O exemplo feliz que ilustra esta ideia é a promessa mobilizadora de viajar à Lua, formulada há 62 anos por John F. Kennedy. Em O Estado empreendedor’, O valor de tudo, Missão economia e no último a chegar: A grande falácia, Mazzucato dá uma sacudida no discurso tradicional da esquerda, bem como no capitalismo.

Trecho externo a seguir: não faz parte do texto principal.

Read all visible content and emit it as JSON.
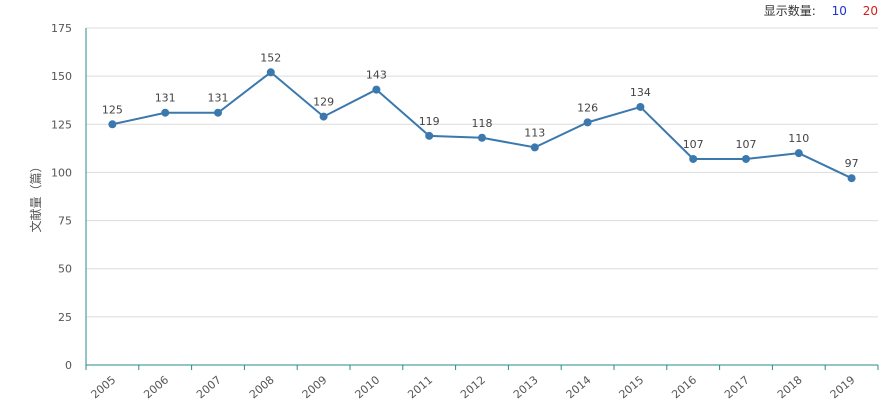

Não basta falar de desigualdade, de redistribuição ou de corrigir as falhas do mercado. “Tomas Piketty e eu somos duas caras da mesma moeda”, destaca a ítalo-estadunidense, em uma entrevista concedida durante o fórum internacional World in Progress Barcelona, organizado esta semana por PRISA, SER e El PAÍS.
A entrevista é de Ariadna Trillas, publicada por El País, 20-10-2024. A tradução é do Cepat.
Diante da enorme concentração de poder econômico, financeiro e tecnológico, que margem real os governos têm, para além de fazer remendos?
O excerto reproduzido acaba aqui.